Abstract

The term ‘Fuzzy Logic’, although very well-known, is ambiguous as it refers to several only loosely related concerns ranging from rule-based system control to various multiple-valued logics. The most popular acception of the term ‘fuzzy logic’ is generally not related to logic proper, since it is primarily employed by control engineers that use fuzzy rule-based systems like a sort of neural network capable of approximating non-linear functions. However in the recent past, it has been stressed that fuzzy logic in the narrow sense can be envisaged from the point of view of logic provided that fuzzy sets are considered as stemming from the multiple-valued logic tradition. The relationship between multiple-valued logic and fuzzy sets had been noticed by Moisil [1972] in the late sixties. At the same period, in Eastern Germany, Klaua independently built up a multiple-valued set theory (see Gottwald [1984] for an extensive bibliography of Klaua’s papers).
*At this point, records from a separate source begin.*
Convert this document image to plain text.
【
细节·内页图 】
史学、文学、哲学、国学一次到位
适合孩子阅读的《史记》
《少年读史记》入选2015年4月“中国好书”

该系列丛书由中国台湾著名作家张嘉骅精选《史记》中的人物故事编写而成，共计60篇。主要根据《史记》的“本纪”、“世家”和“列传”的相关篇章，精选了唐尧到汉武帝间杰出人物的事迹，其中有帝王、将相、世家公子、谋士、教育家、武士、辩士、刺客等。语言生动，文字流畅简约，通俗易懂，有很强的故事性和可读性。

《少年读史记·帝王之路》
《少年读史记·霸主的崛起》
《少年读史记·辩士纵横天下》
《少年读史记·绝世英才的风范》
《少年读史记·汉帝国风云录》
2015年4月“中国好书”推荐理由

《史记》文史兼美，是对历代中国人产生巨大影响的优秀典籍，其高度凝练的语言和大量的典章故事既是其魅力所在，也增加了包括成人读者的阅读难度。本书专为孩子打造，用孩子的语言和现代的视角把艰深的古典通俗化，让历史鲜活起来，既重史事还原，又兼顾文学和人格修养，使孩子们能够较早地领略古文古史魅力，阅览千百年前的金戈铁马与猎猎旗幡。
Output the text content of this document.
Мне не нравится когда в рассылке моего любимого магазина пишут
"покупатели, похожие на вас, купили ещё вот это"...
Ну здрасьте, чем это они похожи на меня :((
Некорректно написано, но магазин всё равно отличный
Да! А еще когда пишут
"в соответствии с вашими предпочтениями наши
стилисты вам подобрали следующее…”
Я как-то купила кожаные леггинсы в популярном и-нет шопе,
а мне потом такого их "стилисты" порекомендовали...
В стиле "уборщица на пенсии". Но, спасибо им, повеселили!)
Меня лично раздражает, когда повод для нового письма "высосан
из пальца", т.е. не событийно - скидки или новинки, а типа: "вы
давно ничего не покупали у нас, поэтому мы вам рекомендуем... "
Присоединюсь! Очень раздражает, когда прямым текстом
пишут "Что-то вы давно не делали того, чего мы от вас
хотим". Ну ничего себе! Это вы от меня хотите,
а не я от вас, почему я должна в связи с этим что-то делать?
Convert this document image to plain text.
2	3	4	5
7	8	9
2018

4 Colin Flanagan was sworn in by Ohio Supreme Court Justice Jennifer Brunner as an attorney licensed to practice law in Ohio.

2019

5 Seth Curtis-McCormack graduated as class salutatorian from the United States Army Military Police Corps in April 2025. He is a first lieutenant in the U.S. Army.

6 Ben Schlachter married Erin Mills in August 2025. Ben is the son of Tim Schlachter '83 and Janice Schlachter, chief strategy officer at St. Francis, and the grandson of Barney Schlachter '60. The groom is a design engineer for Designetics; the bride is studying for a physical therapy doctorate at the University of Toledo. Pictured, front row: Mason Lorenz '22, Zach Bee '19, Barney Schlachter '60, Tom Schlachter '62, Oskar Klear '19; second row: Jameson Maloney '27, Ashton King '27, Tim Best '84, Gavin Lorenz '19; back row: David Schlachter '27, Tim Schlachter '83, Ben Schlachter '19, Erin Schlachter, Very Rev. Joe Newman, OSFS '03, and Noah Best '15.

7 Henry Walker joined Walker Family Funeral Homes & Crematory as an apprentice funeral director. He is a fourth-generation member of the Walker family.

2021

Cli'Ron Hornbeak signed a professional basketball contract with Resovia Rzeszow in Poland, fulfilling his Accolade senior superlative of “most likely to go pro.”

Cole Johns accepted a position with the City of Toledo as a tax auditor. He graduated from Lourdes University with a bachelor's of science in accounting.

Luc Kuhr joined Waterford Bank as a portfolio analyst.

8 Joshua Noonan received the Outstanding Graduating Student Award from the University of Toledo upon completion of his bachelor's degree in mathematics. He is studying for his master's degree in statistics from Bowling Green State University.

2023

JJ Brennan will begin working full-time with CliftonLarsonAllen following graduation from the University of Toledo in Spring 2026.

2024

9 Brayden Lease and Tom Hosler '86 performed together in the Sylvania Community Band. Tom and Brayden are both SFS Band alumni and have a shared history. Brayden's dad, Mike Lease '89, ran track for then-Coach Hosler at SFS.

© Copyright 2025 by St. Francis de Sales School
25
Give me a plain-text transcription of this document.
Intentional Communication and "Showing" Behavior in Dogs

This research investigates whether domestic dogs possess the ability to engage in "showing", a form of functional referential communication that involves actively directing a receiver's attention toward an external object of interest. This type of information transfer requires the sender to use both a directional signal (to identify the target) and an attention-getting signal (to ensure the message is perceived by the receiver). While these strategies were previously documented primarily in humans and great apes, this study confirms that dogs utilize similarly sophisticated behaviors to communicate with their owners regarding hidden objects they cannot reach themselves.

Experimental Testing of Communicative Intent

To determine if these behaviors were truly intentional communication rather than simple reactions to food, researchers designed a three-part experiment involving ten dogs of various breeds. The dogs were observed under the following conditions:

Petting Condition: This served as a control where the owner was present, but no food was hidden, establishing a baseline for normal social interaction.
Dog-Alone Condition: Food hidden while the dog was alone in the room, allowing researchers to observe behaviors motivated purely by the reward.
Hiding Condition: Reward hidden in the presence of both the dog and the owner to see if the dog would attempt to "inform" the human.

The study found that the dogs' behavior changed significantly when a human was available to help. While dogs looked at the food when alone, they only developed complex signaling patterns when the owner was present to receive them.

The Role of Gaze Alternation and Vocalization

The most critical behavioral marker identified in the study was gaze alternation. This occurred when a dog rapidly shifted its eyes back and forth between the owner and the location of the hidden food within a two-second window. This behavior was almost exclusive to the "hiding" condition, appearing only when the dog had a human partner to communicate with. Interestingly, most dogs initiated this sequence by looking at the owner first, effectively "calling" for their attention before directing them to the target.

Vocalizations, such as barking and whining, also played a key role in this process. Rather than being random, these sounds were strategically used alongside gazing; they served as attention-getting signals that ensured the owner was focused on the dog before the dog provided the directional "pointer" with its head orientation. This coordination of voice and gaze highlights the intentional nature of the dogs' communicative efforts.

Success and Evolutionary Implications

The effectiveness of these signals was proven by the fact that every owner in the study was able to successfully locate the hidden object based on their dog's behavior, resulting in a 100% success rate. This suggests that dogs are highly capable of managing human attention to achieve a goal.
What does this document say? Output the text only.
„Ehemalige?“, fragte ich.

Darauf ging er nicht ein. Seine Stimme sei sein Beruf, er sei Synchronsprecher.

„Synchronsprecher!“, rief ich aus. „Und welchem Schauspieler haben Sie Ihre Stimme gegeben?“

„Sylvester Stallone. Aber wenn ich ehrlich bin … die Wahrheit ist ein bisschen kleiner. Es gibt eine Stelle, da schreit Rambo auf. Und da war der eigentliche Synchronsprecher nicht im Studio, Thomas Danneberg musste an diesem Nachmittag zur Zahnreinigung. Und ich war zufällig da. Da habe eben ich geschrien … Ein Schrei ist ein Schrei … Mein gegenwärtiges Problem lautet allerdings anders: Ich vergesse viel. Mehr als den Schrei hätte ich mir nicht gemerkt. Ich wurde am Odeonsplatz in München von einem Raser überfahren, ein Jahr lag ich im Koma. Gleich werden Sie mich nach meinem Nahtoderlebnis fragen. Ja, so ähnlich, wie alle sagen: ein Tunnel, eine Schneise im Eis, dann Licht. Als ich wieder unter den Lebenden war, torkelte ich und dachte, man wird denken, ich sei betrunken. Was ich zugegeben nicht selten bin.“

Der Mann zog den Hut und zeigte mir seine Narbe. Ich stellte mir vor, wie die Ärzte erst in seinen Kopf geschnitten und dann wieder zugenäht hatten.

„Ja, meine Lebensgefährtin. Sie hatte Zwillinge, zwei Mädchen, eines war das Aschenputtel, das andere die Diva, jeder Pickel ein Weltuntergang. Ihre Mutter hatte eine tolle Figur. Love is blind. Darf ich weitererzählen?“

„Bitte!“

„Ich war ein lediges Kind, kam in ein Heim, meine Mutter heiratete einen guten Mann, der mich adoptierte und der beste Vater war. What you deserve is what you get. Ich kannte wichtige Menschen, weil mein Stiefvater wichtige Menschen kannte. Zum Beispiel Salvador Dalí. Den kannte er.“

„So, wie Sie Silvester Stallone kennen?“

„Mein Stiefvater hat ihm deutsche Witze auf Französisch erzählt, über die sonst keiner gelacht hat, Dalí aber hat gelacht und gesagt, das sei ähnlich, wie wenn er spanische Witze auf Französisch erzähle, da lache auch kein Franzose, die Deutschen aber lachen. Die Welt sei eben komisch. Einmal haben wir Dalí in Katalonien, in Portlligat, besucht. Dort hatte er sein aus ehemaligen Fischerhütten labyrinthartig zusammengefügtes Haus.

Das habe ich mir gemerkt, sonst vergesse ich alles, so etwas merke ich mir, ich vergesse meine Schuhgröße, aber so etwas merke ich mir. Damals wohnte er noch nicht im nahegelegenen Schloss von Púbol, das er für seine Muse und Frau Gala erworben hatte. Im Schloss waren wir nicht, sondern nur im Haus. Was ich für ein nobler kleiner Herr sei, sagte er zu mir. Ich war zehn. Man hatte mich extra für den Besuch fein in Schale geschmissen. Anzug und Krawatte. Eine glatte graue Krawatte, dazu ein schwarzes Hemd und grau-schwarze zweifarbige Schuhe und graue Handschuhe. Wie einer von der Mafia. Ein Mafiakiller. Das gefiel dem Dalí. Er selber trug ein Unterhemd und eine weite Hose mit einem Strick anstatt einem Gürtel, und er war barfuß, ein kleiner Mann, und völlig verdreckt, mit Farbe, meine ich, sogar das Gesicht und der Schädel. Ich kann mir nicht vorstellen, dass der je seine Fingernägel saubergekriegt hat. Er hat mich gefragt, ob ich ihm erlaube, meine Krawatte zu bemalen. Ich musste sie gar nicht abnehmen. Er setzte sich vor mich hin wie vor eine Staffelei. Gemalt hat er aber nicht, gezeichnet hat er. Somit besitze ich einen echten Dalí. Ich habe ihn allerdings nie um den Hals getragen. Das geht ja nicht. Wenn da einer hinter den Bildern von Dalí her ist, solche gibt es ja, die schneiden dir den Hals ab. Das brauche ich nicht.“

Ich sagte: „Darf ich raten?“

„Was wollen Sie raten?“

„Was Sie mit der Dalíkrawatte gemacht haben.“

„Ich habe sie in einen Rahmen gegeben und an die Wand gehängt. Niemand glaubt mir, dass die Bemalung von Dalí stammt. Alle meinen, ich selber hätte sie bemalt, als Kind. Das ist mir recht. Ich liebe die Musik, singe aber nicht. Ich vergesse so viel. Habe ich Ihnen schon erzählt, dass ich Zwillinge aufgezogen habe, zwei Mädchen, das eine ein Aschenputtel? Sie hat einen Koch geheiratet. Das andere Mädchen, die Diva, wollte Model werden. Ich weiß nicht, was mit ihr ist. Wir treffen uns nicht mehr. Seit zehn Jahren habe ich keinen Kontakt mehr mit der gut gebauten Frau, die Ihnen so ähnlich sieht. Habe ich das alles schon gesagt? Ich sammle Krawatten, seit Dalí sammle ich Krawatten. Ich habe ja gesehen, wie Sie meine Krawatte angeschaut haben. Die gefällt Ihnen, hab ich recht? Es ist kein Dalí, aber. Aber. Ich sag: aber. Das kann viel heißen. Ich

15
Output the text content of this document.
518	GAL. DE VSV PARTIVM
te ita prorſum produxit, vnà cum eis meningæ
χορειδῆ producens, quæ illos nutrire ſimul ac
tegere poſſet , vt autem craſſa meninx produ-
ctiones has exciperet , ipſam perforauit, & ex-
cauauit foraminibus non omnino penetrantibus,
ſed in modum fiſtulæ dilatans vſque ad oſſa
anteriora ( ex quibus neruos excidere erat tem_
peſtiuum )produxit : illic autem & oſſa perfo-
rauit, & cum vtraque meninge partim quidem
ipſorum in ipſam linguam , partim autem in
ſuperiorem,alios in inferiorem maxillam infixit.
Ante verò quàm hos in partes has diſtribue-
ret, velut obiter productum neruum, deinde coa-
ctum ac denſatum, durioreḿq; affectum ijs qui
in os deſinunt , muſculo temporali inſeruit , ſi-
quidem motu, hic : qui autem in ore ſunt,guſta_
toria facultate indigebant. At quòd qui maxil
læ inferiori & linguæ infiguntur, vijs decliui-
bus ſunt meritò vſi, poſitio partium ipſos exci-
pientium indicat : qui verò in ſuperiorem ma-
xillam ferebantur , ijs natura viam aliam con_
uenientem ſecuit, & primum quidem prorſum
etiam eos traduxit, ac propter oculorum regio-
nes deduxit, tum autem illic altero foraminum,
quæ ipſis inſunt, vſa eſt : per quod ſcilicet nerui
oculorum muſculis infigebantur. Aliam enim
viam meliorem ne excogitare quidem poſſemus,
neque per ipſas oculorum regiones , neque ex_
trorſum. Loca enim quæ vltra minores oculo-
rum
The current trend relating fuzzy sets and multiple-valued logic actually dates back to a seminal paper by Goguen [1969]. In this paper Goguen insists on an algebraic structure he calls a ‘closg’ (for commutative lattice ordered semi-group) and shows that the lattice-theoretical concept of residuation can be generalized to operations other than the minimum. Following Goguen’s program, Pavelka [1979] has definitely anchored fuzzy logic in the multiple-valued tradition, emphasizing a link with Lukasiewicz logic already pointed out by Giles [1976]. Since then, a large amount of work has been carried out whose aim is to equip fuzzy logic with a syntactic component, and several algebraic structures have been laid bare as potential candidates for supporting fuzzy logics.